VA has one of the top state university systems in the country. There is a school and often a few for every range of student in the state.
Just because your kid doesn’t get into a school that you/they believe they should does not mean that there are not a host of good in-state options. Also every college wants students from other states and international students to bring a diversity of thought to the institution, otherwise it becomes high school 2.0. So take a look at the college’s common data set, match against your students stats and apply to appropriate schools. It really is that simple. Not every kid is destined to attend UVA, VT or W&M or whatever your favorite VA school is. |
There’s an agenda. |
Give me a break.
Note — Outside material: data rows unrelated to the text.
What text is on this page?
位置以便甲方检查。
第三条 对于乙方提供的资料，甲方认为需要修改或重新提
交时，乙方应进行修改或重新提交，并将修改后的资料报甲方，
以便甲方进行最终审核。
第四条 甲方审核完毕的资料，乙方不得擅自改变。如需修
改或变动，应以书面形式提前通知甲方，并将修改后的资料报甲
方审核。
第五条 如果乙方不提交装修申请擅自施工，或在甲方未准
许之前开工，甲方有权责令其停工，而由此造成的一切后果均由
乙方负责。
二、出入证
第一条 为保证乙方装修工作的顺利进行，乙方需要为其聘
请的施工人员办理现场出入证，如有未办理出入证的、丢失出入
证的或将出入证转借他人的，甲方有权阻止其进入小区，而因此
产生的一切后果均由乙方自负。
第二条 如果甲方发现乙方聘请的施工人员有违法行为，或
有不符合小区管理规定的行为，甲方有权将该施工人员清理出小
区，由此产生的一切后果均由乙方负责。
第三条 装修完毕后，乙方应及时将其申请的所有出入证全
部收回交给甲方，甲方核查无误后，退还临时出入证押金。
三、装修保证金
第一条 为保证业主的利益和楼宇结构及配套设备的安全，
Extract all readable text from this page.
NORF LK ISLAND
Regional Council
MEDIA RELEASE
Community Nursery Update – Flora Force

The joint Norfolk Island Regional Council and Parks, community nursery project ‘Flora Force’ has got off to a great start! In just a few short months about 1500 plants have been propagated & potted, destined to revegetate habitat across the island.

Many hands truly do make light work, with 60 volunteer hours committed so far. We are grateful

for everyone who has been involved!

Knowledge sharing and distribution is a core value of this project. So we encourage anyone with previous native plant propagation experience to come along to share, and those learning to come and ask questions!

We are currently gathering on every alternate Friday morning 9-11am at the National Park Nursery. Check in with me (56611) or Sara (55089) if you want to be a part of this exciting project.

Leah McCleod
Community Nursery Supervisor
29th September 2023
See the in-state vs out of state admission rates. Also compare the engineering vs ag school admission rates. VT average acceptance rate is relatively high only because the acceptance rate of unpopular majors is quite high and the OOS admission is easier. |
Why? US news ranking VT: 47 PSU: 60 Pitt: 67 To me they are comparable. |
For anyone who actually cares about the numbers instead of baseless rants:
1) Breakdown of in-state vs out-of-state for VA universities, including NoVA percentages: https://research.schev.edu/enrollment/e19_report.asp 2) State flagships by in-state and over time: https://www.chronicle.com/article/flagships-a...en-from-out-of-state Bottom line: best VA publics are not out of line with flagships elsewhere and NoVA kids are well-represented at W&M and VT (less so at UVA but still about 30% of freshmen). |
Facts |
The prior year UVA had 53.6% from NOVA. I doubt UVA declined from 53.6% to 29.6% from NOVA in one year. |
Those are graduate rankings. JMU and W&M do not have chemistry PhD programs. The others do. This discussion was about undergraduate programs. |
🤣 |
+1 The PP is the usual troll. |
DP and yes. It's beautiful and surrounded by mountains with lots of outdoor activities available. |
+1 The usual JMU-hating troll is back. I actually laughed when I read that post. |
That is a graduate program ranking and W&M does not have a PhD program in chemistry, but that doesn't mean it isn't very good for undergraduate chemistry. Only 10 universities in the country had more graduates go on to get chemistry PhDs from 2016-2022 (Berkeley, UCSD, Michigan, UT Austin, Pitt, Wisconsin, UNC, Cornell, Penn State, and Illinois) and all of those schools have much larger enrollments. In the College Scorecard, W&M Chemistry B.S. graduates have higher median earnings than any other Virginia public school. https://www.highereddatastories.com/2023/10/u...ons-of-doctoral.html |
+1 W&M's chemistry program is top-notch. I'm so tired of people misinterpreting data and then making assertions about things they know nothing about. |
Students need to look beyond W&M, UVA, and VT for in-state. Virginia has excellent programs beyond those 3. A higher admit rate doesn’t mean that a school isn’t good or that it won’t prepare students well for life after graduation.